Her plan worked: Following its release in April, Strait’s Honky Tonk Time Machine became his 27th No. 1 on the Top Country Albums chart, and another in a long line of No. 1 albums (including seven in 2018) for UMG Nashville.
Mabe’s approach with Strait exemplifies why she’s one of Music City’s most respected industry voices: She proves that executives can be simultaneously shrewd and empathetic, attentive to analytics and data but focused first and foremost on artists and music. “Cindy is the quiet oracle,” says Keith Urban, whose Graffiti U was one of the albums Mabe helped top the chart last year. “She has her antenna tuned in to things I often can’t see at the time, but she proves time and time again to be spot on.” Or, as Dierks Bentley’s manager, Mary Hilliard Harrington, puts it: “She can cut through all the bullshit to the heart of any matter.”
During the last 18 months, Mabe oversaw groundbreaking album launches for unconventional artists like Kacey Musgraves and Stapleton, Billboard’s top country artist of 2018; helped superstar Bryan retain his dominant position in the industry; took rising stars like Lauren Alaina and Jon Pardi to new chart heights; and broke such budding acts as Jordan Davis, Billboard’s top new country artist of 2018. Last year, UMG Nashville sold 4.8 million albums and garnered 12.1 million track downloads and 10.4 billion on-demand audio streams, adding up to a 2018 country market share of 26.73%, the most of any Nashville label.
But Mabe doesn’t measure success only by the numbers. “I am trying to build artists that make it into the Country Music Hall of Fame -- people who change culture and belief systems,” she says. “When that is your mission, it changes how you are playing the game.”
It’s a perspective that the 46-year-old Kernersville, N.C., native says helps her keep a level head in a fast-moving industry. “To be honest, my personal life is even crazier than this,” says the married mother of three kids, all 12 and under. “I am an introverted human being, so it is better for me to sit back and listen to what is happening so I can make a decision.
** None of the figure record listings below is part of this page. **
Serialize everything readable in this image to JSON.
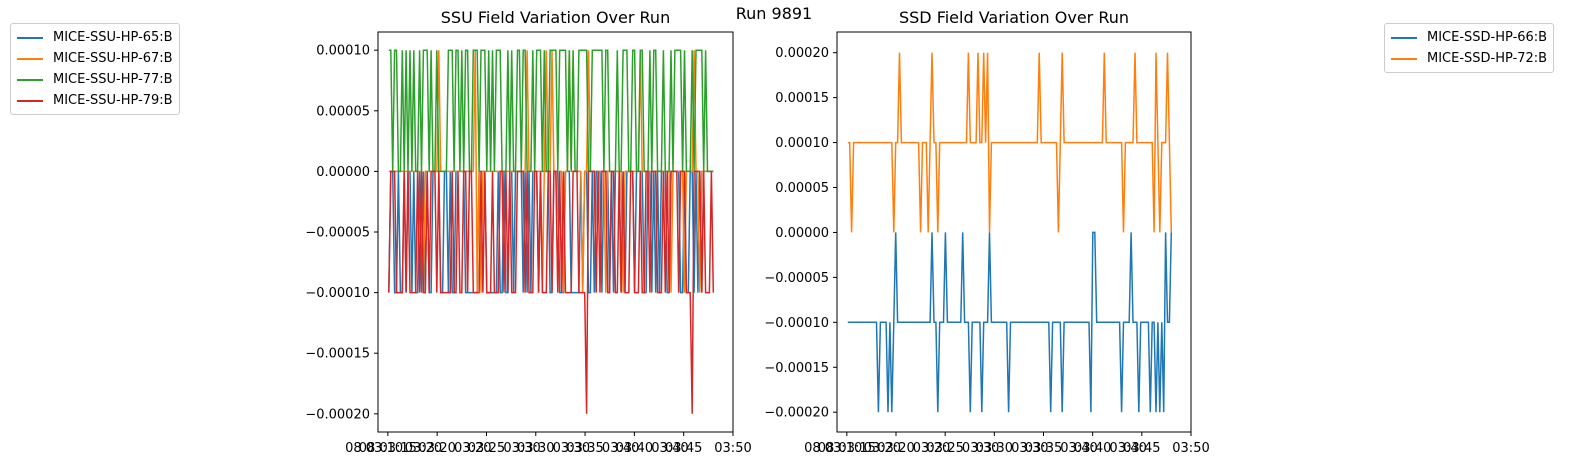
{
  "suptitle": "Run 9891",
  "chart_data": [
    {
      "type": "line",
      "title": "SSU Field Variation Over Run",
      "xlabel": "",
      "ylabel": "",
      "ylim": [
        -0.000215,
        0.000115
      ],
      "yticks": [
        "0.00010",
        "0.00005",
        "0.00000",
        "−0.00005",
        "−0.00010",
        "−0.00015",
        "−0.00020"
      ],
      "ytick_values": [
        0.0001,
        5e-05,
        0,
        -5e-05,
        -0.0001,
        -0.00015,
        -0.0002
      ],
      "xticks": [
        "08 03:15",
        "03:20",
        "03:25",
        "03:30",
        "03:35",
        "03:40",
        "03:45",
        "03:50"
      ],
      "xticks_overlap": [
        "08 03:10",
        "03:20",
        "03:20",
        "03:30",
        "03:30",
        "03:40",
        "03:40"
      ],
      "x_range_minutes": [
        0,
        36
      ],
      "x_units": "minutes after 03:14",
      "legend_position": "upper-left-outside",
      "series": [
        {
          "name": "MICE-SSU-HP-65:B",
          "color": "#1f77b4",
          "pattern": "ssu65"
        },
        {
          "name": "MICE-SSU-HP-67:B",
          "color": "#ff7f0e",
          "pattern": "ssu67"
        },
        {
          "name": "MICE-SSU-HP-77:B",
          "color": "#2ca02c",
          "pattern": "ssu77"
        },
        {
          "name": "MICE-SSU-HP-79:B",
          "color": "#d62728",
          "pattern": "ssu79"
        }
      ]
    },
    {
      "type": "line",
      "title": "SSD Field Variation Over Run",
      "xlabel": "",
      "ylabel": "",
      "ylim": [
        -0.000222,
        0.000223
      ],
      "yticks": [
        "0.00020",
        "0.00015",
        "0.00010",
        "0.00005",
        "0.00000",
        "−0.00005",
        "−0.00010",
        "−0.00015",
        "−0.00020"
      ],
      "ytick_values": [
        0.0002,
        0.00015,
        0.0001,
        5e-05,
        0,
        -5e-05,
        -0.0001,
        -0.00015,
        -0.0002
      ],
      "xticks": [
        "08 03:15",
        "03:20",
        "03:25",
        "03:30",
        "03:35",
        "03:40",
        "03:45",
        "03:50"
      ],
      "xticks_overlap": [
        "08 03:10",
        "03:20",
        "03:20",
        "03:30",
        "03:30",
        "03:40",
        "03:40"
      ],
      "x_range_minutes": [
        0,
        36
      ],
      "legend_position": "upper-right-outside",
      "series": [
        {
          "name": "MICE-SSD-HP-66:B",
          "color": "#1f77b4",
          "pattern": "ssd66"
        },
        {
          "name": "MICE-SSD-HP-72:B",
          "color": "#ff7f0e",
          "pattern": "ssd72"
        }
      ]
    }
  ]
}
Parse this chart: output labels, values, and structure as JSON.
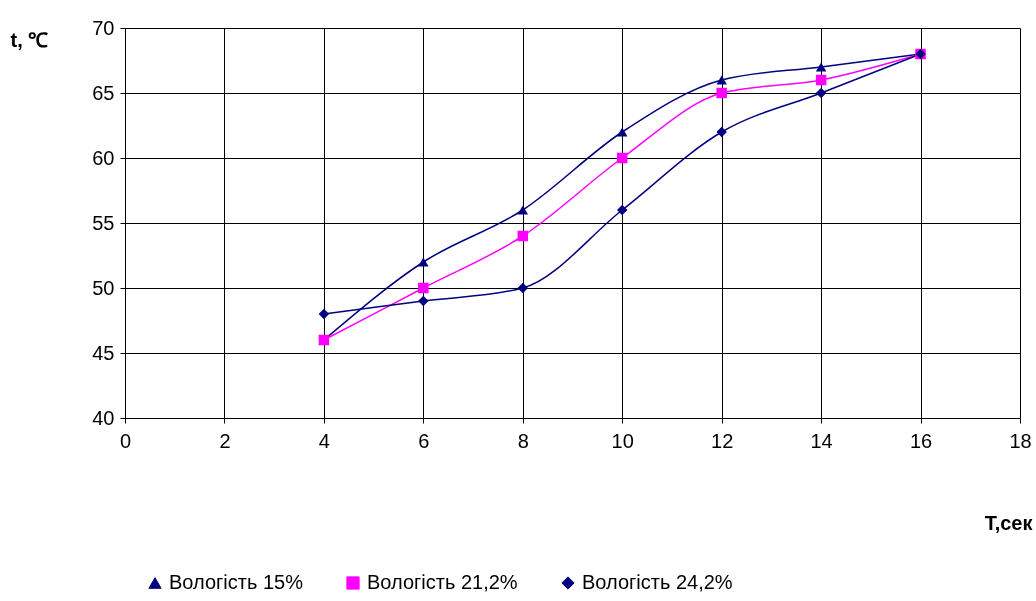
{
  "chart_data": {
    "type": "line",
    "xlabel": "T,сек",
    "ylabel": "t, ℃",
    "x": [
      4,
      6,
      8,
      10,
      12,
      14,
      16
    ],
    "series": [
      {
        "name": "Вологість 15%",
        "color": "#000080",
        "marker": "triangle",
        "values": [
          46,
          52,
          56,
          62,
          66,
          67,
          68
        ]
      },
      {
        "name": "Вологість 21,2%",
        "color": "#ff00ff",
        "marker": "square",
        "values": [
          46,
          50,
          54,
          60,
          65,
          66,
          68
        ]
      },
      {
        "name": "Вологість 24,2%",
        "color": "#000080",
        "marker": "diamond",
        "values": [
          48,
          49,
          50,
          56,
          62,
          65,
          68
        ]
      }
    ],
    "xlim": [
      0,
      18
    ],
    "xticks": [
      0,
      2,
      4,
      6,
      8,
      10,
      12,
      14,
      16,
      18
    ],
    "ylim": [
      40,
      70
    ],
    "yticks": [
      40,
      45,
      50,
      55,
      60,
      65,
      70
    ],
    "grid": true,
    "legend": "bottom"
  }
}
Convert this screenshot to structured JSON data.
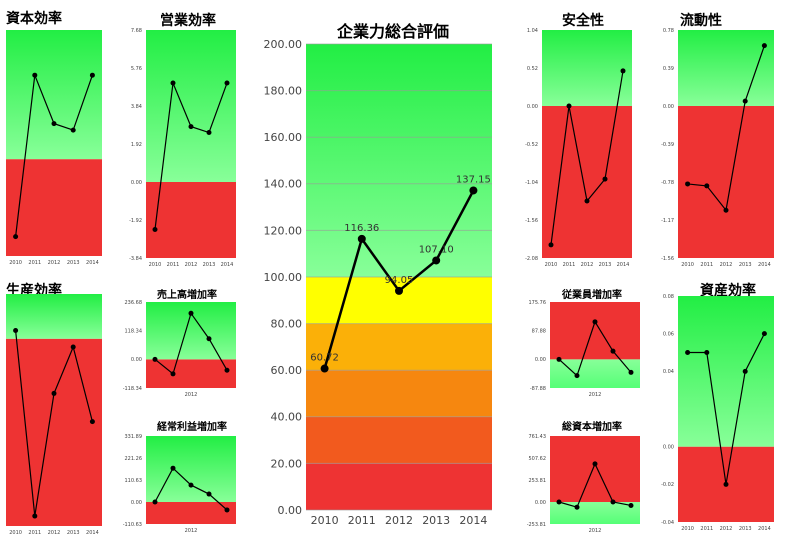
{
  "charts": [
    {
      "id": "capital_efficiency",
      "title": "資本効率",
      "type": "line",
      "bands": [
        {
          "from": 0,
          "to": 6,
          "color": "#ee3333"
        },
        {
          "from": 6,
          "to": 14,
          "color": "greenfade"
        }
      ],
      "x": [
        "2010",
        "2011",
        "2012",
        "2013",
        "2014"
      ],
      "values": [
        1.2,
        11.2,
        8.2,
        7.8,
        11.2
      ],
      "ylim": [
        0,
        14
      ],
      "ytick_labels": [],
      "show_values": false
    },
    {
      "id": "operating_efficiency",
      "title": "営業効率",
      "type": "line",
      "bands": [
        {
          "from": -3.84,
          "to": 0,
          "color": "#ee3333"
        },
        {
          "from": 0,
          "to": 7.68,
          "color": "greenfade"
        }
      ],
      "x": [
        "2010",
        "2011",
        "2012",
        "2013",
        "2014"
      ],
      "values": [
        -2.4,
        5.0,
        2.8,
        2.5,
        5.0
      ],
      "ylim": [
        -3.84,
        7.68
      ],
      "ytick_labels": [
        "7.68",
        "5.76",
        "3.84",
        "1.92",
        "0.00",
        "-1.92",
        "-3.84"
      ],
      "show_values": false
    },
    {
      "id": "overall_evaluation",
      "title": "企業力総合評価",
      "type": "line",
      "bands": [
        {
          "from": 0,
          "to": 20,
          "color": "#ee3333"
        },
        {
          "from": 20,
          "to": 40,
          "color": "#f25a1e"
        },
        {
          "from": 40,
          "to": 60,
          "color": "#f6870f"
        },
        {
          "from": 60,
          "to": 80,
          "color": "#fbb008"
        },
        {
          "from": 80,
          "to": 100,
          "color": "#ffff00"
        },
        {
          "from": 100,
          "to": 200,
          "color": "greenfade"
        }
      ],
      "x": [
        "2010",
        "2011",
        "2012",
        "2013",
        "2014"
      ],
      "values": [
        60.72,
        116.36,
        94.05,
        107.1,
        137.15
      ],
      "data_labels": [
        "60.72",
        "116.36",
        "94.05",
        "107.10",
        "137.15"
      ],
      "ylim": [
        0,
        200
      ],
      "ytick_labels": [
        "200.00",
        "180.00",
        "160.00",
        "140.00",
        "120.00",
        "100.00",
        "80.00",
        "60.00",
        "40.00",
        "20.00",
        "0.00"
      ],
      "show_values": true
    },
    {
      "id": "safety",
      "title": "安全性",
      "type": "line",
      "bands": [
        {
          "from": -2.08,
          "to": 0,
          "color": "#ee3333"
        },
        {
          "from": 0,
          "to": 1.04,
          "color": "greenfade"
        }
      ],
      "x": [
        "2010",
        "2011",
        "2012",
        "2013",
        "2014"
      ],
      "values": [
        -1.9,
        0.0,
        -1.3,
        -1.0,
        0.48
      ],
      "ylim": [
        -2.08,
        1.04
      ],
      "ytick_labels": [
        "1.04",
        "0.52",
        "0.00",
        "-0.52",
        "-1.04",
        "-1.56",
        "-2.08"
      ],
      "show_values": false
    },
    {
      "id": "liquidity",
      "title": "流動性",
      "type": "line",
      "bands": [
        {
          "from": -1.56,
          "to": 0,
          "color": "#ee3333"
        },
        {
          "from": 0,
          "to": 0.78,
          "color": "greenfade"
        }
      ],
      "x": [
        "2010",
        "2011",
        "2012",
        "2013",
        "2014"
      ],
      "values": [
        -0.8,
        -0.82,
        -1.07,
        0.05,
        0.62
      ],
      "ylim": [
        -1.56,
        0.78
      ],
      "ytick_labels": [
        "0.78",
        "0.39",
        "0.00",
        "-0.39",
        "-0.78",
        "-1.17",
        "-1.56"
      ],
      "show_values": false
    },
    {
      "id": "productivity",
      "title": "生産効率",
      "type": "line",
      "bands": [
        {
          "from": 0,
          "to": 11.3,
          "color": "#ee3333"
        },
        {
          "from": 11.3,
          "to": 14,
          "color": "greenfade"
        }
      ],
      "x": [
        "2010",
        "2011",
        "2012",
        "2013",
        "2014"
      ],
      "values": [
        11.8,
        0.6,
        8.0,
        10.8,
        6.3
      ],
      "ylim": [
        0,
        14
      ],
      "ytick_labels": [],
      "show_values": false
    },
    {
      "id": "sales_growth",
      "title": "売上高増加率",
      "type": "line",
      "bands": [
        {
          "from": -118.34,
          "to": 0,
          "color": "#ee3333"
        },
        {
          "from": 0,
          "to": 236.68,
          "color": "greenfade"
        }
      ],
      "x": [
        "",
        "",
        "2012",
        "",
        ""
      ],
      "values": [
        0,
        -60,
        190,
        85,
        -45
      ],
      "ylim": [
        -118.34,
        236.68
      ],
      "ytick_labels": [
        "236.68",
        "118.34",
        "0.00",
        "-118.34"
      ],
      "show_values": false
    },
    {
      "id": "ordinary_profit_growth",
      "title": "経常利益増加率",
      "type": "line",
      "bands": [
        {
          "from": -110.63,
          "to": 0,
          "color": "#ee3333"
        },
        {
          "from": 0,
          "to": 331.89,
          "color": "greenfade"
        }
      ],
      "x": [
        "",
        "",
        "2012",
        "",
        ""
      ],
      "values": [
        0,
        170,
        85,
        40,
        -40
      ],
      "ylim": [
        -110.63,
        331.89
      ],
      "ytick_labels": [
        "331.89",
        "221.26",
        "110.63",
        "0.00",
        "-110.63"
      ],
      "show_values": false
    },
    {
      "id": "employee_growth",
      "title": "従業員増加率",
      "type": "line",
      "bands": [
        {
          "from": -87.88,
          "to": 0,
          "color": "greenfade_rev"
        },
        {
          "from": 0,
          "to": 175.76,
          "color": "#ee3333"
        }
      ],
      "x": [
        "",
        "",
        "2012",
        "",
        ""
      ],
      "values": [
        0,
        -50,
        115,
        25,
        -40
      ],
      "ylim": [
        -87.88,
        175.76
      ],
      "ytick_labels": [
        "175.76",
        "87.88",
        "0.00",
        "-87.88"
      ],
      "show_values": false
    },
    {
      "id": "total_capital_growth",
      "title": "総資本増加率",
      "type": "line",
      "bands": [
        {
          "from": -253.81,
          "to": 0,
          "color": "greenfade_rev"
        },
        {
          "from": 0,
          "to": 761.43,
          "color": "#ee3333"
        }
      ],
      "x": [
        "",
        "",
        "2012",
        "",
        ""
      ],
      "values": [
        0,
        -60,
        440,
        0,
        -40
      ],
      "ylim": [
        -253.81,
        761.43
      ],
      "ytick_labels": [
        "761.43",
        "507.62",
        "253.81",
        "0.00",
        "-253.81"
      ],
      "show_values": false
    },
    {
      "id": "asset_efficiency",
      "title": "資産効率",
      "type": "line",
      "bands": [
        {
          "from": -0.04,
          "to": 0,
          "color": "#ee3333"
        },
        {
          "from": 0,
          "to": 0.08,
          "color": "greenfade"
        }
      ],
      "x": [
        "2010",
        "2011",
        "2012",
        "2013",
        "2014"
      ],
      "values": [
        0.05,
        0.05,
        -0.02,
        0.04,
        0.06
      ],
      "ylim": [
        -0.04,
        0.08
      ],
      "ytick_labels": [
        "0.08",
        "0.06",
        "0.04",
        "0.00",
        "-0.02",
        "-0.04"
      ],
      "show_values": false
    }
  ]
}
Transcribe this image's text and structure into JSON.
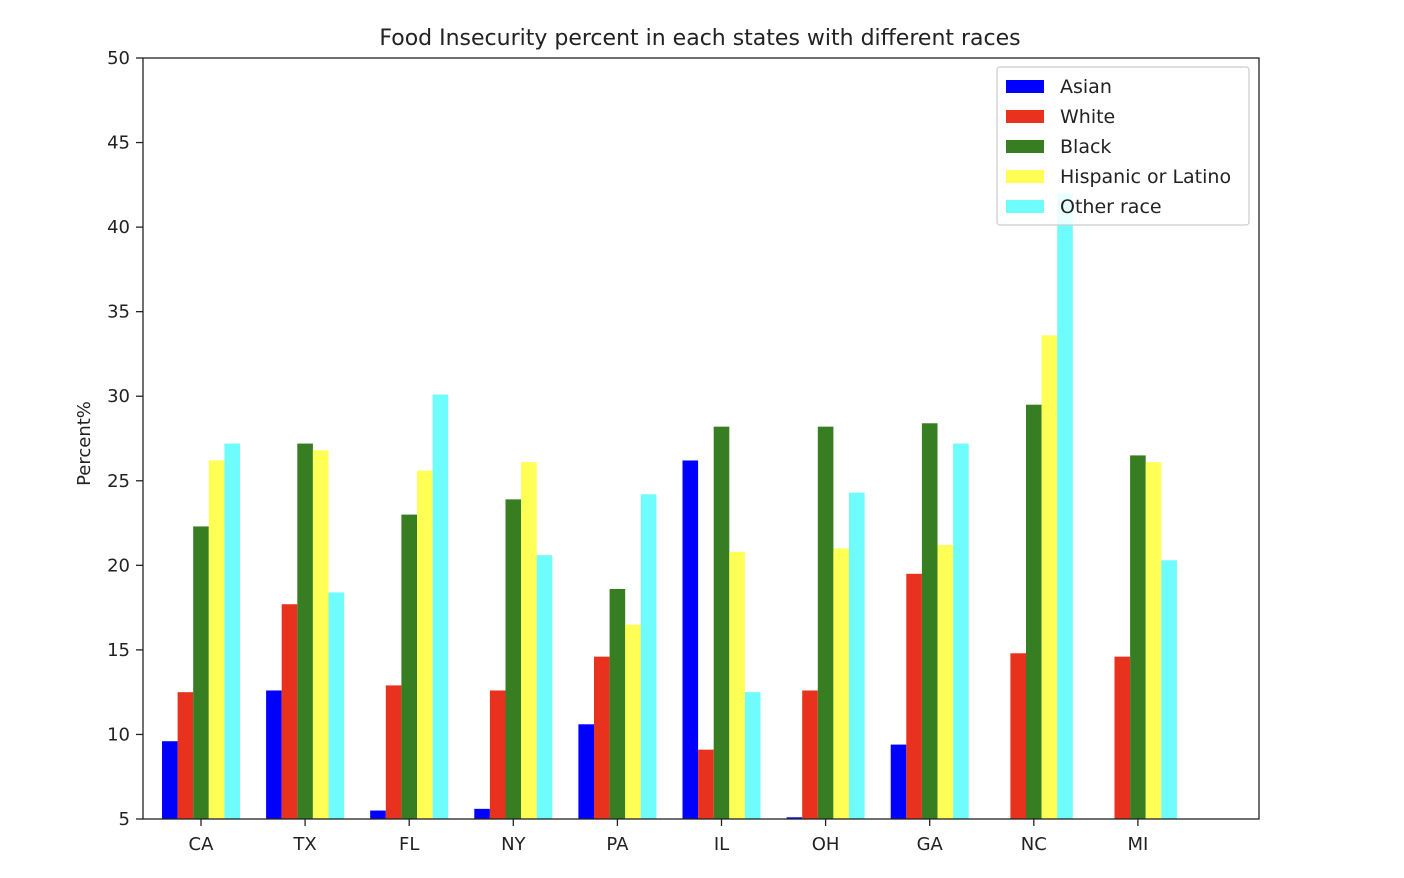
{
  "chart_data": {
    "type": "bar",
    "title": "Food Insecurity percent in each states with different races",
    "xlabel": "",
    "ylabel": "Percent%",
    "ylim": [
      5,
      50
    ],
    "yticks": [
      5,
      10,
      15,
      20,
      25,
      30,
      35,
      40,
      45,
      50
    ],
    "categories": [
      "CA",
      "TX",
      "FL",
      "NY",
      "PA",
      "IL",
      "OH",
      "GA",
      "NC",
      "MI"
    ],
    "grid": false,
    "legend_position": "top-right",
    "series": [
      {
        "name": "Asian",
        "color": "#0000ff",
        "values": [
          9.6,
          12.6,
          5.5,
          5.6,
          10.6,
          26.2,
          5.1,
          9.4,
          null,
          null
        ]
      },
      {
        "name": "White",
        "color": "#e8321e",
        "values": [
          12.5,
          17.7,
          12.9,
          12.6,
          14.6,
          9.1,
          12.6,
          19.5,
          14.8,
          14.6
        ]
      },
      {
        "name": "Black",
        "color": "#377d22",
        "values": [
          22.3,
          27.2,
          23.0,
          23.9,
          18.6,
          28.2,
          28.2,
          28.4,
          29.5,
          26.5
        ]
      },
      {
        "name": "Hispanic or Latino",
        "color": "#ffff55",
        "values": [
          26.2,
          26.8,
          25.6,
          26.1,
          16.5,
          20.8,
          21.0,
          21.2,
          33.6,
          26.1
        ]
      },
      {
        "name": "Other race",
        "color": "#6ffcfc",
        "values": [
          27.2,
          18.4,
          30.1,
          20.6,
          24.2,
          12.5,
          24.3,
          27.2,
          42.0,
          20.3
        ]
      }
    ]
  }
}
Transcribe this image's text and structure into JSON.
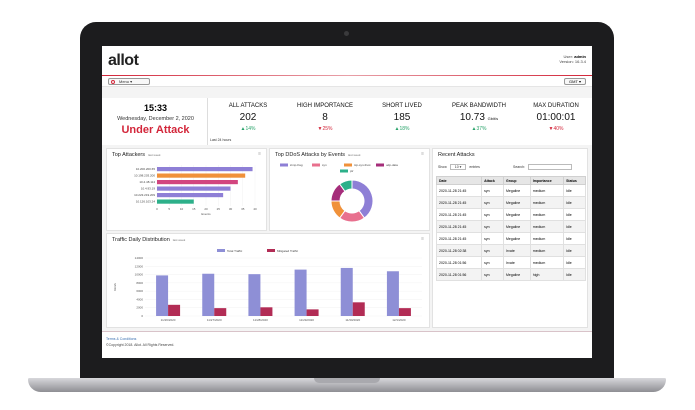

It is how I was raised, frankly.”
After graduating from Belmont University in 1995, Mabe worked as promotion coordinator for Nashville’s RCA Label Group and eventually rose to product manager. In 2007, then-Capitol Records Nashville head Mike Dungan offered her the position of vp of marketing. Mabe, four months pregnant at the time, declined. But when he asked again five months later, she said yes -- and they soon forged a powerful partnership. Mabe says she and Dungan, now UMG Nashville’s chairman/CEO, are well-suited teammates because of their complementary styles: She’s the serious one; he’s the jokester. Says Mabe: “We bring the best out in each other.”